As the years go by, it has become more and more apparent that our duty as citizens cannot stop there. What began as a cry for accountability has developed into a monthly act of citizenship: a reminder that Malta belongs to its people, not just to those who hold power, and that the people have the right to claim their participation in the rule of law.

Democracy, in its most profound sense, is the right and duty of every citizen to participate in shaping the way our country is governed. Not just once every five years but every day, through our speech, actions and refusal to be silenced.

A republic is not a machine that operates automatically. However, we are often made to feel that the future is something that happens without any intervention from our part. Plans are drawn behind closed doors. Announcements are made, promises recycled and slogans repeated.

Words like “vision” are used to describe roadmaps for infrastructure and investment but not for the kind of society we want to live in.

The official Malta Vision 2050 emphasises economic growth, technological advancement and environmental sustainability. These are commendable goals. However, they are not sufficient.

A genuinely national vision must also address justice, integrity and how we regard one another, as well as how we hold those in authority accountable. It must focus not only on what we build but also on who we are becoming and what we want to achieve as a people.

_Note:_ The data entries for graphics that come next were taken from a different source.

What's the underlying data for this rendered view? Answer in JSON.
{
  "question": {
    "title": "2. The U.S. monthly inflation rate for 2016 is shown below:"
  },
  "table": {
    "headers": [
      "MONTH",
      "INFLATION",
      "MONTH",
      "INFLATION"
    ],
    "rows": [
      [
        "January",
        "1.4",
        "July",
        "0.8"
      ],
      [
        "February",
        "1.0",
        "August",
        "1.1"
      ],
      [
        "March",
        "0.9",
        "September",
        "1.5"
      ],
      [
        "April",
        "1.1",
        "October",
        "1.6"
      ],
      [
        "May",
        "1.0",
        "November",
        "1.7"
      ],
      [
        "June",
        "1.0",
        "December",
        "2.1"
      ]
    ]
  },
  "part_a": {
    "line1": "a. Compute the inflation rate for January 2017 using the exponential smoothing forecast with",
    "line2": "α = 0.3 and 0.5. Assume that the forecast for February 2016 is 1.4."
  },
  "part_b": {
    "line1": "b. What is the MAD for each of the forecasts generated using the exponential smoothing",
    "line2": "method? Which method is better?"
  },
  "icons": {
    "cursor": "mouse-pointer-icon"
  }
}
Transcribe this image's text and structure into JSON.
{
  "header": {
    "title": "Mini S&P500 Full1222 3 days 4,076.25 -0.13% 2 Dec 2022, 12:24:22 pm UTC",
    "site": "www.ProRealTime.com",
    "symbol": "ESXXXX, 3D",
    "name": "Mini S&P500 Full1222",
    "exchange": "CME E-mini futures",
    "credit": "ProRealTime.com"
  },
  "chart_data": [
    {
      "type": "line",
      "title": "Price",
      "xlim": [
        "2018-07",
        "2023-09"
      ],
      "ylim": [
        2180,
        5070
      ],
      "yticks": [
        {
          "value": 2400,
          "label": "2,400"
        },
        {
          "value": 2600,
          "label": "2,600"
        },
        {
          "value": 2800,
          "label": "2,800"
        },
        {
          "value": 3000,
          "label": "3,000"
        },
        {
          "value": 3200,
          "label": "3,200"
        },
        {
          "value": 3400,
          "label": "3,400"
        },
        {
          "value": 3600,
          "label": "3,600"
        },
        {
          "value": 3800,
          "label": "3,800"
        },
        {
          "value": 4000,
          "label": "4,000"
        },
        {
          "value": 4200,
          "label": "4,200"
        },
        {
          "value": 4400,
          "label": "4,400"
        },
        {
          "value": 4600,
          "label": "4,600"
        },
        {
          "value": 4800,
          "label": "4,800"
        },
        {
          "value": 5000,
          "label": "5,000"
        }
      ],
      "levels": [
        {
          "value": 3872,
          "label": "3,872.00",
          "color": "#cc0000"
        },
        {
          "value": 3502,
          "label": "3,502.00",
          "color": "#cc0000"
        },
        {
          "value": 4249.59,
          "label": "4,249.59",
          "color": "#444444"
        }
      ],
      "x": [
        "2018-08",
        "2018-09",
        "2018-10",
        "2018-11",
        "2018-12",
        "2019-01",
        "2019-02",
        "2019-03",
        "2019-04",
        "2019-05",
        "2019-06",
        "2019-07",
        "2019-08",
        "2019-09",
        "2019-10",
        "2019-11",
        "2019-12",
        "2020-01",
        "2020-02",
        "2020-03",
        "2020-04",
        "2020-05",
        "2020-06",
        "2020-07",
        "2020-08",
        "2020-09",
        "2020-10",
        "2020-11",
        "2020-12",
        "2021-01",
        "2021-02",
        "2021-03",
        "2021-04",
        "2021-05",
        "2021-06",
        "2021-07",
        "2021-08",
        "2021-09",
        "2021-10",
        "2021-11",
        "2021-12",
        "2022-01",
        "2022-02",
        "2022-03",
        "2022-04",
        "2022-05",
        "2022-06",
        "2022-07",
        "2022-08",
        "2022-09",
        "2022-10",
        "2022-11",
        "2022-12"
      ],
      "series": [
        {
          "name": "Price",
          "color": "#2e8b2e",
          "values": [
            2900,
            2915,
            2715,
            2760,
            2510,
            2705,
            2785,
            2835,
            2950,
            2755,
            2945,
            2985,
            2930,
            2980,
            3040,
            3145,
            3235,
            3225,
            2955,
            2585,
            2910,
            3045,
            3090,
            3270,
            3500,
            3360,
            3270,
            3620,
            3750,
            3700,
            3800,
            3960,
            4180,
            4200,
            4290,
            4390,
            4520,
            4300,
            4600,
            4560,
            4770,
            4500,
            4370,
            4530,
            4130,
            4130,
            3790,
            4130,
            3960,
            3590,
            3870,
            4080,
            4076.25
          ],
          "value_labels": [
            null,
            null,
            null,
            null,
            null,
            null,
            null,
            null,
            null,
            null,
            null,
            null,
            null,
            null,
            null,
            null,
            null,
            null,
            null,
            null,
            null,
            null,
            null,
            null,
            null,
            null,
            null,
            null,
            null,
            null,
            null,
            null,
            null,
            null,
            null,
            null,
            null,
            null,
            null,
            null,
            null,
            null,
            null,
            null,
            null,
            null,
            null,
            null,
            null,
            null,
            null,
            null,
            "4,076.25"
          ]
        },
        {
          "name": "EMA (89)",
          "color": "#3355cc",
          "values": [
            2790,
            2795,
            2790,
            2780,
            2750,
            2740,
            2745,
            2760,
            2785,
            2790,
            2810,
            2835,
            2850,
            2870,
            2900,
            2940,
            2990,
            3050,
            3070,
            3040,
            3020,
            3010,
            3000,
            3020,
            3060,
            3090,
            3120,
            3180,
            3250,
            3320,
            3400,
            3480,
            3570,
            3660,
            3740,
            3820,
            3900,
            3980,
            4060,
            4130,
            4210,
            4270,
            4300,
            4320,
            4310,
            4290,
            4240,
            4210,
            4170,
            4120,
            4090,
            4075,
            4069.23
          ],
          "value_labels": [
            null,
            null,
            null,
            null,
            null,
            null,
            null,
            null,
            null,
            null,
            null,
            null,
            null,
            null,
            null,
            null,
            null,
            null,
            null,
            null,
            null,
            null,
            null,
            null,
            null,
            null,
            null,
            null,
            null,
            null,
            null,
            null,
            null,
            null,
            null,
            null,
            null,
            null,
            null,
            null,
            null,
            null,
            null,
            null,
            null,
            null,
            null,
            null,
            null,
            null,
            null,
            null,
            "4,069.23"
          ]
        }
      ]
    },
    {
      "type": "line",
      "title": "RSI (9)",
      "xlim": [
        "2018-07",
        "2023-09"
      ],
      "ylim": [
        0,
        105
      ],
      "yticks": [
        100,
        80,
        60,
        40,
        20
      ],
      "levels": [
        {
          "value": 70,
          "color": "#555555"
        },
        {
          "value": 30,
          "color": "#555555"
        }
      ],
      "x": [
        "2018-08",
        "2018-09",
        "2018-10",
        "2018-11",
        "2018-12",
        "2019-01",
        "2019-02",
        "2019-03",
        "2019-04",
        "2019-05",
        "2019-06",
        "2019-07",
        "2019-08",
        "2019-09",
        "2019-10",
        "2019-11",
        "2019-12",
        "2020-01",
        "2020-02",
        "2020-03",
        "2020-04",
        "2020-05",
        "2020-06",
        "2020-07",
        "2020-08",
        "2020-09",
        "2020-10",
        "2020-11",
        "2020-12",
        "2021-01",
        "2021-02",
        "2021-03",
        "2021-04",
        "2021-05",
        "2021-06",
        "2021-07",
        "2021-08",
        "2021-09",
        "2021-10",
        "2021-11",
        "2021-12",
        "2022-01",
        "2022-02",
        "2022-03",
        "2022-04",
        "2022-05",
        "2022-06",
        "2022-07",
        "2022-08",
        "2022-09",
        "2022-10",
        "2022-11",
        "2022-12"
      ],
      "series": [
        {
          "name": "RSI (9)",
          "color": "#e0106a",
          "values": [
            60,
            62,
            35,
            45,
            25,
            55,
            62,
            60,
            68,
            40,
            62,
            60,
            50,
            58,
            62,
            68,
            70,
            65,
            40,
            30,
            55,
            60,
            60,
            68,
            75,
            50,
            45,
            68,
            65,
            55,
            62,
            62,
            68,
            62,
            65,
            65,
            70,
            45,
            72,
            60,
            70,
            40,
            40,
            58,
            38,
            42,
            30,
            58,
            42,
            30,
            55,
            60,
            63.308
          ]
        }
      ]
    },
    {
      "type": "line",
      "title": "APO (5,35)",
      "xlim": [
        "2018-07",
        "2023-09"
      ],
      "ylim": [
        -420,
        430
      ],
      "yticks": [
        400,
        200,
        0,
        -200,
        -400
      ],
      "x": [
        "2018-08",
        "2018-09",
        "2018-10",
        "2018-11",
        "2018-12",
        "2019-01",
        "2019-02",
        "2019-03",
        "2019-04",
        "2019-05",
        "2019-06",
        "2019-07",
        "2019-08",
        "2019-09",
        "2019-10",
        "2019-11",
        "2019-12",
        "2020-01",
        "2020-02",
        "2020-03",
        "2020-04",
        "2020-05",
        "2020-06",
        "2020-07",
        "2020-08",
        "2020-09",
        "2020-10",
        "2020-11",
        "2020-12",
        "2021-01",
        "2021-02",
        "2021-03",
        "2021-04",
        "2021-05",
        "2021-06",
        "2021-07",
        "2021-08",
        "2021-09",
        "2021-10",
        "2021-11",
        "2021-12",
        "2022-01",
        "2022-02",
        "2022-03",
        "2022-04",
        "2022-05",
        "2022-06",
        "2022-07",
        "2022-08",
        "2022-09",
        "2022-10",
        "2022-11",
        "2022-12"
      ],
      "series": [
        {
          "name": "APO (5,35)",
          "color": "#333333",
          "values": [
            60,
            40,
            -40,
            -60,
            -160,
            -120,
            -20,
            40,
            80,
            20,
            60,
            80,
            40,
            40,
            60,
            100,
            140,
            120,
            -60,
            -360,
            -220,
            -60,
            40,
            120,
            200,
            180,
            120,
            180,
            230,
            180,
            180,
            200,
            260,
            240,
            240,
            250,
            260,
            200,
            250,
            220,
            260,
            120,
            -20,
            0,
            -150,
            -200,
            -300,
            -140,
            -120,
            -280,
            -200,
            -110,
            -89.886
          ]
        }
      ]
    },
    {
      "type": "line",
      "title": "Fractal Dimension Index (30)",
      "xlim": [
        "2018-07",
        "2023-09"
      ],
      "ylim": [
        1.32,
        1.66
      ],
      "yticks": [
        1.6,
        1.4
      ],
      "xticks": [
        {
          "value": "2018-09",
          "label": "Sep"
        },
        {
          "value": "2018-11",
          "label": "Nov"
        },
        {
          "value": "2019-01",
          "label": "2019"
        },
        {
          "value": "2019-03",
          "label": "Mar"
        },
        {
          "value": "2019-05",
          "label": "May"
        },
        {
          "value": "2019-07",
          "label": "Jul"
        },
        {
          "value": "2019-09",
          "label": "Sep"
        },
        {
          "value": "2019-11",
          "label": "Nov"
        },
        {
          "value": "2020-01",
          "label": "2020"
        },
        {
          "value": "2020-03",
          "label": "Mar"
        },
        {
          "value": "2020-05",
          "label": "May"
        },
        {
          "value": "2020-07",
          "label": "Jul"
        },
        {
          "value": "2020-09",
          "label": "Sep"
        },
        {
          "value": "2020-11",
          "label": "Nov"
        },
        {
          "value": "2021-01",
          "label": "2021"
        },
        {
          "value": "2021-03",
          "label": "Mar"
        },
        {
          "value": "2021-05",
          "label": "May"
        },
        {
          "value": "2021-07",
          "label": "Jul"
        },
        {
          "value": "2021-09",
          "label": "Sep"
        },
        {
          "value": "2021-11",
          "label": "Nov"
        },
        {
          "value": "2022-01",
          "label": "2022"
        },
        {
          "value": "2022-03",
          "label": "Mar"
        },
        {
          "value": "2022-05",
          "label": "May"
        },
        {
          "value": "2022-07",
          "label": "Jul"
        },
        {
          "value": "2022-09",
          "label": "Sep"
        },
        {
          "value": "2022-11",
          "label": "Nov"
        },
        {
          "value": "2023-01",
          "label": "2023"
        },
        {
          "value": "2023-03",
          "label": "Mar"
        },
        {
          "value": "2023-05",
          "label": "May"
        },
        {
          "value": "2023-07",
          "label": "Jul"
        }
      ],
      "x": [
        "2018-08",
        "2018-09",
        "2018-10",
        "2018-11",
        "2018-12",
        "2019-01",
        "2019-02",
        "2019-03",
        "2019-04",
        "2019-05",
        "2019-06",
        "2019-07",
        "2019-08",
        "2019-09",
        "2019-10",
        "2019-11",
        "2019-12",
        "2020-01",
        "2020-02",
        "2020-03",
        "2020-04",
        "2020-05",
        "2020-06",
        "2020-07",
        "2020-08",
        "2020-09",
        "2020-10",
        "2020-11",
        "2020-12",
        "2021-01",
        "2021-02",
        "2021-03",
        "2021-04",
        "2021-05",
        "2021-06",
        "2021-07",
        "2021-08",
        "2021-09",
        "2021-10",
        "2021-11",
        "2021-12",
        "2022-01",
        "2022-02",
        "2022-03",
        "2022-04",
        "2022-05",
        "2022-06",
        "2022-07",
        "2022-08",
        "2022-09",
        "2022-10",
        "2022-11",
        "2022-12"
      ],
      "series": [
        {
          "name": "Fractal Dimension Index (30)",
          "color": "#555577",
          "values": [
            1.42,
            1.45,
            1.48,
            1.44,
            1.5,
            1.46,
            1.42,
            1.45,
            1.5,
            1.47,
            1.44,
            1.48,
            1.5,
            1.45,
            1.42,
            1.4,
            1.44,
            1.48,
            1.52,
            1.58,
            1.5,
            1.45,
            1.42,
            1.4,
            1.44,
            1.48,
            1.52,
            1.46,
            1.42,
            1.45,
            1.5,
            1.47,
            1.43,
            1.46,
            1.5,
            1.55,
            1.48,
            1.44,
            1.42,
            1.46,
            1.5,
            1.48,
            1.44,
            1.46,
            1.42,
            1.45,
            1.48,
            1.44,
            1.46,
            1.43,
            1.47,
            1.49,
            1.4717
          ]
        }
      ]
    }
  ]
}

That is why Democratic Vision 2050 is important. Because our future will not be judged only by GDP but by whether people believe the law applies equally to everyone.

A genuinely national vision must also address justice, integrity and how we regard one another
Vicki Ann Cremona

Whether journalists are free to investigate. Whether your voice matters if you are not wealthy, powerful or connected. Whether our constitution still holds: that sovereignty belongs to the people.

Democratic Vision 2050 is not a partisan manifesto. It is a call to action. It is Repubblika’s proposal for democratic renewal – built on the principles that define us as a republic: truth, memory and freedom. And it begins with a straightforward act: telling the truth about our current state.

We do not need to invent problems. We live them. Corruption is not a rumour – it is a system. Institutions that are supposed to protect the public interest are often controlled by private or partisan interests.

The rule of law remains uneven. Power is concentrated, dissent discouraged and civic space narrowed.

But we do not accept this as our fate. Malta can be better. We think it must be better.

In the coming weeks, Repubblika will expand on the ideas and principles outlined in this document.

We will speak of justice, of the rule of law, of inclusion and the constitution as a living covenant between people and power. We hope you will read them not as lectures but as invitations.

Tomorrow, we publish. But the vision only matters if you read it, talk about it, criticise it, challenge it and, most of all, make it your own.

Democracy is not a performance. It is not a spectacle. It is a shared responsibility. It is ours to claim. Ours to protect. Ours to build.

The document will be available at www.repubblika. org/democracy2050 starting July 17. We ask you to read it and, then, speak out. Because Malta’s future is not for others to decide, it belongs to each and every one of us and we are the ones to shape it.